Scientific scope and context
Most electrochemical processes of practical importance (e.g. water electrolysis and H2 fuel cells for the upcoming “hydrogen economy” of the 21th century, metal corrosion, electro catalysis, etc.) take place at the interface between a solid (electrode) and a liquid phase (electrolyte). A systematic development, improvement and optimization of any of these requires an understanding of the underlying elementary processes and their interplay. Such understanding can only be achieved by addressing the relevant questions using experimental techniques and theoretical modelling as complementary tools, in analogy to what is a common and very successful practice in the realm of surface science.

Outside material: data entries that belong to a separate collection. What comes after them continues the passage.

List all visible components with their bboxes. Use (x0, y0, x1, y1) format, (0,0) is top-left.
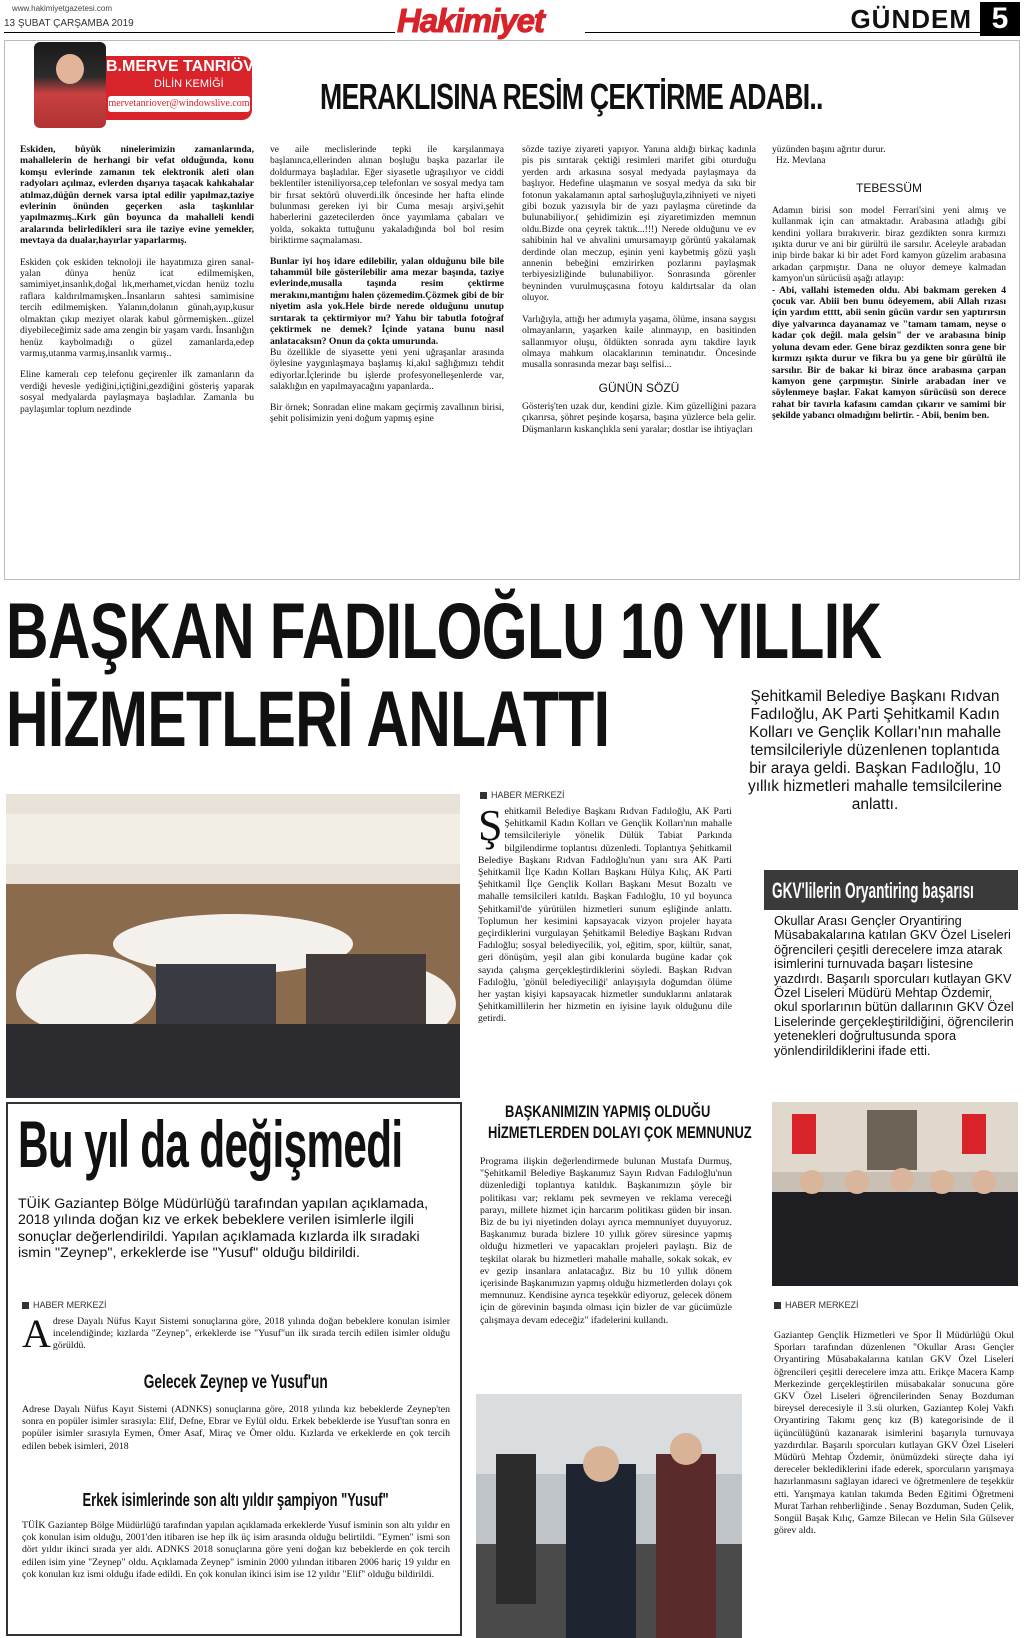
gkv-headline: GKV'lilerin Oryantiring başarısı (772, 878, 974, 903)
column-paragraph: ve aile meclislerinde tepki ile karşılanmaya başlanınca,ellerinden alınan boşluğu başka pazarlar ile doldurmaya başladılar. Eğer siyasetle uğraşılıyor ve ciddi beklentiler isteniliyorsa,cep telefonları ve sosyal medya tam bir fırsat sektörü oluverdi.ilk öncesinde her hafta elinde bulunması gereken iyi bir Cuma mesajı arşivi,şehit haberlerini gazetecilerden önce yayımlama çabaları ve yolda, sokakta tuttuğunu yakaladığında bol bol resim biriktirme saçmalaması. (270, 144, 504, 247)
newspaper-logo (395, 2, 585, 40)
quote-attribution: Hz. Mevlana (776, 155, 826, 167)
column-paragraph: Eskiden çok eskiden teknoloji ile hayatımıza giren sanal-yalan dünya henüz icat edilmemişken, samimiyet,insanlık,doğal lık,merhamet,vicdan henüz tozlu raflara kaldırılmamışken..İnsanların sahtesi samimisine tercih edilmemişken. Yalanın,dolanın günah,ayıp,kusur olmaktan çıkıp meziyet olarak kabul görmemişken...güzel diyebileceğimiz sade ama zengin bir yaşam vardı. İnsanlığın henüz kaybolmadığı o güzel zamanlarda,edep varmış,utanma varmış,insanlık varmış.. (20, 256, 254, 359)
joke-bold-paragraph: - Abi, vallahi istemeden oldu. Abi bakmam gereken 4 çocuk var. Abiii ben bunu ödeyemem, abii Allah rızası için yardım etttt, abii senin gücün vardır sen yaptırırsın diye yalvarınca dayanamaz ve "tamam tamam, neyse o kadar çok değil. mala gelsin" der ve arabasına binip yoluna devam eder. Gene biraz gezdikten sonra gene bir kırmızı ışıkta durur ve fikra bu ya gene bir gürültü ile sarsılır. Bir de bakar ki biraz önce arabasına çarpan kamyon gene çarpmıştır. Sinirle arabadan iner ve söylenmeye başlar. Fakat kamyon sürücüsü son derece rahat bir tavırla kafasını camdan çıkarır ve samimi bir şekilde yabancı olmadığını belirtir. - Abii, benim ben. (772, 284, 1006, 422)
names-byline: HABER MERKEZİ (22, 1300, 107, 1310)
author-card (14, 42, 277, 128)
gkv-byline: HABER MERKEZİ (774, 1300, 859, 1310)
gunun-sozu-title: GÜNÜN SÖZÜ (598, 380, 680, 395)
column-bold-paragraph: Bunlar iyi hoş idare edilebilir, yalan olduğunu bile bile tahammül bile gösterilebilir ama mezar başında, taziye evlerinde,musalla taşında resim çektirme merakını,mantığını halen çözemedim.Çözmek gibi de bir niyetim asla yok.Hele birde nerede olduğunu unutup sırıtarak ta çektirmiyor mı? Yahu bir tabutla fotoğraf çektirmek ne demek? İçinde yatana bunu nasıl anlatacaksın? Onun da çokta umurunda. (270, 255, 504, 347)
main-story-summary: Şehitkamil Belediye Başkanı Rıdvan Fadıloğlu, AK Parti Şehitkamil Kadın Kolları ve Gençlik Kolları'nın mahalle temsilcileriyle düzenlenen toplantıda bir araya geldi. Başkan Fadıloğlu, 10 yıllık hizmetleri mahalle temsilcilerine anlattı. (747, 688, 1003, 813)
column-text-col4 (772, 144, 1006, 422)
names-paragraph: Adrese Dayalı Nüfus Kayıt Sistemi (ADNKS) sonuçlarına göre, 2018 yılında kız bebeklerde Zeynep'ten sonra en popüler isimler sırasıyla: Elif, Defne, Ebrar ve Eylül oldu. Erkek bebeklerde ise Yusuf'tan sonra en popüler isimler sırasıyla Eymen, Ömer Asaf, Miraç ve Ömer oldu. Kızlarda ve erkeklerde en çok tercih edilen bebek isimleri, 2018 (22, 1404, 450, 1452)
issue-date: 13 ŞUBAT ÇARŞAMBA 2019 (4, 18, 134, 29)
gkv-summary: Okullar Arası Gençler Oryantiring Müsabakalarına katılan GKV Özel Liseleri öğrencileri çeşitli derecelere imza atarak isimlerini turnuvada başarı listesine yazdırdı. Başarılı sporcuları kutlayan GKV Özel Liseleri Müdürü Mehtap Özdemir, okul sporlarının bütün dallarının GKV Özel Liselerinde gerçekleştirildiğini, öğrencilerin yetenekleri doğrultusunda spora yönlendirildiklerini ifade etti. (774, 913, 1014, 1058)
meeting-photo (6, 794, 460, 1098)
main-story-paragraph: ehitkamil Belediye Başkanı Rıdvan Fadıloğlu, AK Parti Şehitkamil Kadın Kolları ve Gençlik Kolları'nın mahalle temsilcileriyle yönelik Dülük Tabiat Parkında bilgilendirme toplantısı düzenledi. Toplantıya Şehitkamil Belediye Başkanı Rıdvan Fadıloğlu'nun yanı sıra AK Parti Şehitkamil İlçe Kadın Kolları Başkanı Hülya Kılıç, AK Parti Şehitkamil İlçe Gençlik Kolları Başkanı Mesut Bozaltı ve mahalle temsilcileri katıldı. Başkan Fadıloğlu, 10 yıl boyunca Şehitkamil'de yürütülen hizmetleri sunum eşliğinde anlattı. Toplumun her kesimini kapsayacak vizyon projeler hayata geçirdiklerini vurgulayan Şehitkamil Belediye Başkanı Rıdvan Fadıloğlu; sosyal belediyecilik, yol, eğitim, spor, kültür, sanat, geri dönüşüm, yeşil alan gibi konularda bugüne kadar çok sayıda çalışma gerçekleştirdiklerini söyledi. Başkan Rıdvan Fadıloğlu, 'gönül belediyeciliği' anlayışıyla doğumdan ölüme her yaştan kişiyi kapsayacak hizmetler sunduklarını anlatarak Şehitkamillilerin her hizmetin en iyisine layık olduğunu dile getirdi. (478, 806, 732, 1025)
names-subhead-2: Erkek isimlerinde son altı yıldır şampiyon "Yusuf" (82, 1490, 390, 1510)
gunun-sozu-text: Gösteriş'ten uzak dur, kendini gizle. Kim güzelliğini pazara çıkarırsa, şöhret peşinde koşarsa, başına yüzlerce bela gelir. Düşmanların kıskançlıkla seni yaralar; dostlar ise ihtiyaçları (522, 400, 756, 435)
site-url[interactable]: www.hakimiyetgazetesi.com (12, 4, 113, 13)
section-name: GÜNDEM (850, 4, 972, 34)
main-story-body (478, 801, 732, 1026)
main-headline-line2: HİZMETLERİ ANLATTI (6, 675, 610, 764)
names-summary: TÜİK Gaziantep Bölge Müdürlüğü tarafından yapılan açıklamada, 2018 yılında doğan kız ve erkek bebeklere verilen isimlerle ilgili sonuçlar değerlendirildi. Yapılan açıklamada kızlarda ilk sıradaki ismin "Zeynep", erkeklerde ise "Yusuf" olduğu bildirildi. (18, 1196, 429, 1262)
joke-paragraph: Adamın birisi son model Ferrari'sini yeni almış ve kullanmak için can atmaktadır. Arabasına atladığı gibi kendini yollara bırakıverir. biraz gezdikten sonra kırmızı ışıkta durur ve ani bir gürültü ile sarsılır. Aceleyle arabadan inip birde bakar ki bir adet Ford kamyon güzelim arabasına arkadan çarpmıştır. Dana ne oluyor demeye kalmadan kamyon'un sürücüsü aşağı atlayıp: (772, 204, 1006, 285)
main-byline: HABER MERKEZİ (480, 790, 565, 800)
main-headline-line1: BAŞKAN FADILOĞLU 10 YILLIK (6, 587, 882, 676)
column-paragraph: Bir örnek; Sonradan eline makam geçirmiş zavallının birisi, şehit polisimizin yeni doğum yapmış eşine (270, 401, 504, 424)
main-subhead-line1: BAŞKANIMIZIN YAPMIŞ OLDUĞU (505, 1102, 711, 1121)
names-body-2 (22, 1520, 450, 1581)
main-subhead-line2: HİZMETLERDEN DOLAYI ÇOK MEMNUNUZ (488, 1123, 752, 1142)
page-number: 5 (980, 2, 1020, 36)
column-name: DİLİN KEMİĞİ (154, 78, 224, 90)
column-paragraph: Bu özellikle de siyasette yeni yeni uğraşanlar arasında öylesine yaygınlaşmaya başlamış ki,akıl sağlığımızı tehdit ediyorlar.İçlerinde bu işlerde profesyonelleşenlerde var, salaklığın en yapılmayacağını yapanlarda.. (270, 346, 504, 393)
main-story-body2 (480, 1156, 732, 1327)
column-paragraph: Varlığıyla, attığı her adımıyla yaşama, ölüme, insana saygısı olmayanların, yaşarken kaile alınmayıp, en basitinden sallanmıyor oluşu, öldükten sonrada aynı takdire layık olmaya mahkum olacaklarının teminatıdır. Öncesinde musalla sonrasında mezar başı selfisi... (522, 313, 756, 371)
gkv-team-photo (772, 1102, 1018, 1286)
names-headline: Bu yıl da değişmedi (18, 1107, 403, 1181)
names-paragraph: drese Dayalı Nüfus Kayıt Sistemi sonuçlarına göre, 2018 yılında doğan bebeklere konulan isimler incelendiğinde; kızlarda "Zeynep", erkeklerde ise "Yusuf"un ilk sırada tercih edilen isimler olduğu görüldü. (52, 1316, 450, 1352)
column-paragraph: yüzünden başını ağrıtır durur. (772, 144, 886, 155)
author-email[interactable]: mervetanriover@windowslive.com (108, 96, 250, 112)
names-paragraph: TÜİK Gaziantep Bölge Müdürlüğü tarafından yapılan açıklamada erkeklerde Yusuf isminin son altı yıldır en çok konulan isim olduğu, 2001'den itibaren ise hep ilk üç isim arasında olduğu belirtildi. "Eymen" ismi son dört yıldır ikinci sırada yer aldı. ADNKS 2018 sonuçlarına göre yeni doğan kız bebeklerde en çok tercih edilen isim yine "Zeynep" oldu. Açıklamada Zeynep" isminin 2000 yılından itibaren 2006 hariç 19 yıldır en çok konulan kız ismi olduğu ifade edildi. En çok konulan ikinci isim ise 12 yıldır "Elif" olduğu bildirildi. (22, 1520, 450, 1580)
column-paragraph: sözde taziye ziyareti yapıyor. Yanına aldığı birkaç kadınla pis pis sırıtarak çektiği resimleri marifet gibi oturduğu yerden ardı arkasına sosyal medyada paylaşmaya da başlıyor. Hedefine ulaşmanın ve sosyal medya da sıkı bir fotonun yakalamanın aptal sarhoşluğuyla,zihniyeti ve niyeti gibi bozuk yazısıyla bir de yazı paylaşma cüretinde da bulunabiliyor.( şehidimizin eşi ziyaretimizden memnun oldu.Bizde ona çeyrek taktık...!!!) Nerede olduğunu ve ev sahibinin hal ve ahvalini umursamayıp görüntü yakalamak derdinde olan meczup, eşinin yeni kaybetmiş gözü yaşlı annenin bebeğini emzirirken pozlarını paylaşmak terbiyesizliğinde bulunabiliyor. Sonrasında görenler beyninden vurulmuşçasına fotoyu kaldırtsalar da olan oluyor. (522, 144, 756, 304)
author-photo (34, 42, 106, 128)
logo-text: Hakimiyet (397, 2, 544, 39)
gkv-body (774, 1330, 1014, 1537)
column-bold-intro: Eskiden, büyük ninelerimizin zamanlarında, mahallelerin de herhangi bir vefat olduğunda, konu komşu evlerinde zamanın tek elektronik aleti olan radyoları açılmaz, evlerden dışarıya taşacak kahkahalar atılmaz,düğün dernek varsa iptal edilir yapılmaz,taziye evlerinin önünden geçerken asla taşkınlılar yapılmazmış..Kırk gün boyunca da mahalleli kendi aralarında belirledikleri sıra ile taziye evine yemekler, mevtaya da dualar,hayırlar yaparlarmış. (20, 144, 254, 247)
column-text-col1 (20, 144, 254, 415)
gkv-paragraph: Gaziantep Gençlik Hizmetleri ve Spor İl Müdürlüğü Okul Sporları tarafından düzenlenen "Okullar Arası Gençler Oryantiring Müsabakalarına katılan GKV Özel Liseleri öğrencileri çeşitli derecelere imza attı. Erikçe Macera Kamp Merkezinde gerçekleştirilen müsabakalar sonucuna göre GKV Özel Liseleri öğrencilerinden Senay Bozduman bireysel derecesiyle il 3.sü olurken, Gaziantep Kolej Vakfı Oryantiring Takımı genç kız (B) kategorisinde de il üçüncülüğünü kazanarak isimlerini başarıyla turnuvaya yazdırdılar. Başarılı sporcuları kutlayan GKV Özel Liseleri Müdürü Mehtap Özdemir, önümüzdeki süreçte daha iyi dereceler beklediklerini ifade ederek, sporcuların yarışmaya hazırlanmasını sağlayan idareci ve öğretmenlere de teşekkür etti. Yarışmaya katılan takımda Beden Eğitimi Öğretmeni Murat Tarhan rehberliğinde . Senay Bozduman, Suden Çelik, Songül Başak Kılıç, Gamze Bilecan ve Helin Sıla Gülsever görev aldı. (774, 1330, 1014, 1537)
names-body-1 (22, 1404, 450, 1453)
names-sub1-wrap (22, 1372, 450, 1394)
tebessum-title: TEBESSÜM (855, 180, 922, 195)
column-title: MERAKLISINA RESİM ÇEKTİRME ADABI.. (320, 76, 823, 117)
drop-cap: A (22, 1311, 51, 1356)
column-text-col3 (522, 144, 756, 435)
names-sub2-wrap (22, 1490, 450, 1511)
column-text-col2 (270, 144, 504, 424)
names-intro (22, 1311, 450, 1356)
column-paragraph: Eline kameralı cep telefonu geçirenler ilk zamanların da verdiği hevesle yediğini,içtiğini,gezdiğini gösteriş yaparak sosyal medyalarda paylaşmaya başladılar. Zamanla bu paylaşımlar toplum nezdinde (20, 369, 254, 415)
main-story-paragraph: Programa ilişkin değerlendirmede bulunan Mustafa Durmuş, "Şehitkamil Belediye Başkanımız Sayın Rıdvan Fadıloğlu'nun düzenlediği toplantıya katıldık. Başkanımızın şöyle bir politikası var; reklamı pek sevmeyen ve reklama vereceği parayı, millete hizmet için harcarım politikası güden bir insan. Biz de bu iyi niyetinden dolayı ayrıca memnuniyet duyuyoruz. Başkanımız burada bizlere 10 yıllık görev süresince yapmış olduğu hizmetleri ve yapacakları projeleri paylaştı. Biz de teşkilat olarak bu hizmetleri mahalle mahalle, sokak sokak, ev ev gezip insanlara anlatacağız. Biz bu 10 yıllık dönem içerisinde Başkanımızın yapmış olduğu hizmetlerden dolayı çok memnunuz. Kendisine ayrıca teşekkür ediyoruz, gelecek dönem için de görevinin başında olması için bizler de var gücümüzle çalışmaya devam edeceğiz" ifadelerini kullandı. (480, 1156, 732, 1326)
drop-cap: Ş (478, 801, 503, 850)
names-subhead-1: Gelecek Zeynep ve Yusuf'un (144, 1372, 328, 1393)
author-name: B.MERVE TANRIÖVER (106, 58, 277, 75)
ceremony-photo (476, 1394, 742, 1638)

Unfortunately, the aqueous electrolyte presents a challenge both to experiments, aiming at atomic processes, and to theoretical modelling. In addition, any theoretical description using quantum mechanical methods faces the difficulty that water reveals its typical properties only beyond atomistic length and time scales. Effects like H-bonding networks and their dynamics, configurational diversity, and interactions with electric fields play hereby a central role. Since these effects couple to and influence the relevant surface processes the whole complexity of each of the constituent phases reveals itself at the solid/liquid interface. Describing this complexity by a “brute force” simulation approach is neither practicable nor desirable, especially in view of the reduction to relevant mechanisms constituting one decisive contribution by theory. Developing effective modelling techniques which contain all the relevant aspects and mechanisms of the aqueous electrolyte is, consequently, of the utmost importance. Since the liquid phase and its properties play a central role in other realms of science as well (in particular bio-systems and polymers), approaches allowing for an effective description of various “water aspects”, implicit consideration of the configurational freedom of a liquid, or combining quantum-mechanical and empirical schemes (QM/MM), already exist.
Identifying the requirements, challenges and possibilities for an effective description of electrolytes will greatly benefit the modelling of electrochemical problems. We believe that it is time to bring together leading scientist from the area of water simulations, simulations of liquids, coupling of different modelling descriptions and the theory of electro-chemistry, to share and exchange their methodological and conceptual experience, by discussing various approaches, the diverse aspects of an electrolyte and the practicalities of simulations.